Reputation: 130
Is there a way to copy/move data from Marklogic Server to Amazon S3? I don't want all data to be moved, but certain documents pertaining to a particular collection or some other logic. I can do xdmp:save() and that works for few thousand documents, but I have got few million records and this method won't work out well in that case, is there a better and robust way that can be used to copy data over? Can I use MLCP for this or use a spawn module to run it over a task server and get this work done? I am running on ML-8 hosted on AWS.
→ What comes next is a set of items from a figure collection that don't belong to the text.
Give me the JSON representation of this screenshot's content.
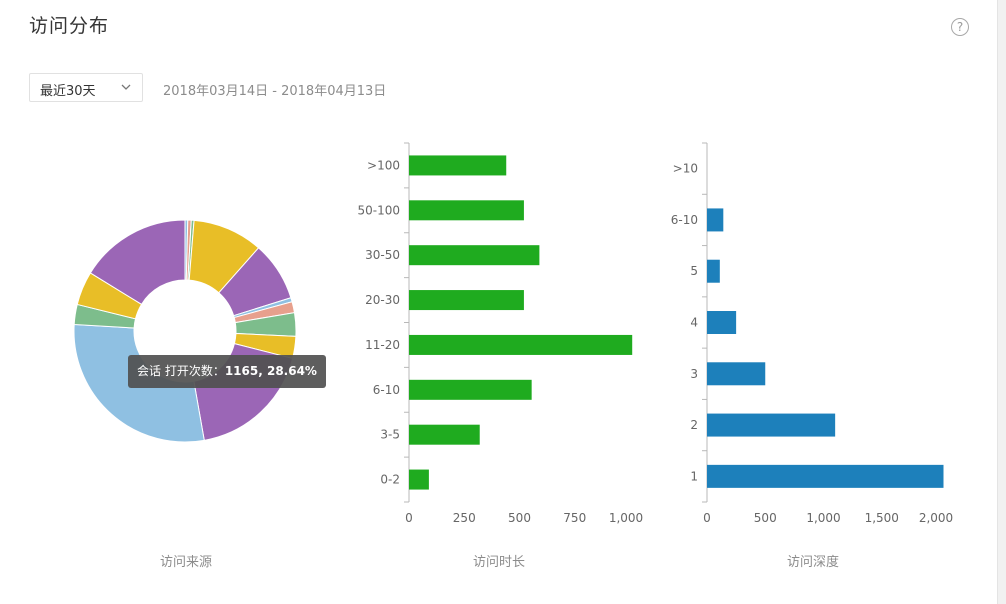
{
  "header": {
    "title": "访问分布",
    "help_icon": "?"
  },
  "filter": {
    "range_label": "最近30天",
    "date_range": "2018年03月14日 - 2018年04月13日"
  },
  "tooltip": {
    "prefix": "会话 打开次数：",
    "value": "1165, 28.64%"
  },
  "chart_data": [
    {
      "type": "pie",
      "title": "访问来源",
      "donut": true,
      "slices": [
        {
          "value": 0.4,
          "color": "#8fc0e2"
        },
        {
          "value": 0.5,
          "color": "#e7a08d"
        },
        {
          "value": 0.4,
          "color": "#7dbd8c"
        },
        {
          "value": 10.2,
          "color": "#e8be27"
        },
        {
          "value": 8.6,
          "color": "#9b66b6"
        },
        {
          "value": 0.6,
          "color": "#8fc0e2"
        },
        {
          "value": 1.6,
          "color": "#e7a08d"
        },
        {
          "value": 3.4,
          "color": "#7dbd8c"
        },
        {
          "value": 3.2,
          "color": "#e8be27"
        },
        {
          "value": 18.2,
          "color": "#9b66b6"
        },
        {
          "value": 28.64,
          "color": "#8fc0e2"
        },
        {
          "value": 2.9,
          "color": "#7dbd8c"
        },
        {
          "value": 4.9,
          "color": "#e8be27"
        },
        {
          "value": 16.2,
          "color": "#9b66b6"
        }
      ]
    },
    {
      "type": "bar",
      "orientation": "horizontal",
      "title": "访问时长",
      "color": "#1fab1f",
      "categories": [
        "0-2",
        "3-5",
        "6-10",
        "11-20",
        "20-30",
        "30-50",
        "50-100",
        ">100"
      ],
      "values": [
        90,
        320,
        555,
        1010,
        520,
        590,
        520,
        440
      ],
      "xticks": [
        0,
        250,
        500,
        750,
        1000
      ],
      "xtick_labels": [
        "0",
        "250",
        "500",
        "750",
        "1,000"
      ],
      "xlim": [
        0,
        1000
      ]
    },
    {
      "type": "bar",
      "orientation": "horizontal",
      "title": "访问深度",
      "color": "#1d80bb",
      "categories": [
        "1",
        "2",
        "3",
        "4",
        "5",
        "6-10",
        ">10"
      ],
      "values": [
        2030,
        1100,
        500,
        250,
        110,
        140,
        0
      ],
      "xticks": [
        0,
        500,
        1000,
        1500,
        2000
      ],
      "xtick_labels": [
        "0",
        "500",
        "1,000",
        "1,500",
        "2,000"
      ],
      "xlim": [
        0,
        2000
      ]
    }
  ]
}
Any suggestion would help immensely.
Regards Amit
Upvotes: 0
Views: 703
Reputation: 3732
you can use the backup feature and set the target directory to s3://bucket/path
Upvotes: 1
Reputation: 130
I used mlcp export for making the change, and it works quite well with the collection filter and does the trick for me. I have not tried the CORB2 yet, but will give it a try as well when time permits
mlcp export -host {host} -port {port} -username {username} -password {password} -output_file_path {S3 path} -collection_filter {collection name to be moved}
Upvotes: 0
Reputation: 7770
I would use Corb2 to facilitate the xdmp:save() command since s3:// is a built-in file-system. Any solution with MLCP would suffer more data transfer and I am not sure of the value unless you also want an archive (which is a valid point if you want to preserve properties, permissions, collections, etc)
Second to that - I have never done it, but I understand that you can use S3 as the location of a forest. In that case, you could balance certain documents to a forest located on S3.
Upvotes: 1
Reputation: 437
Retrieve the documents from MarkLogic using REST API and pipe the output to aws command to upload to AWS S3 bucket:
curl --anyauth --user user:password -X GET -H "Content-type: application/xml" http://localhost:8052/LATEST/documents?uri=/docs/test.xml | aws s3 cp - s3://yourbucket/test.xml
Upvotes: 0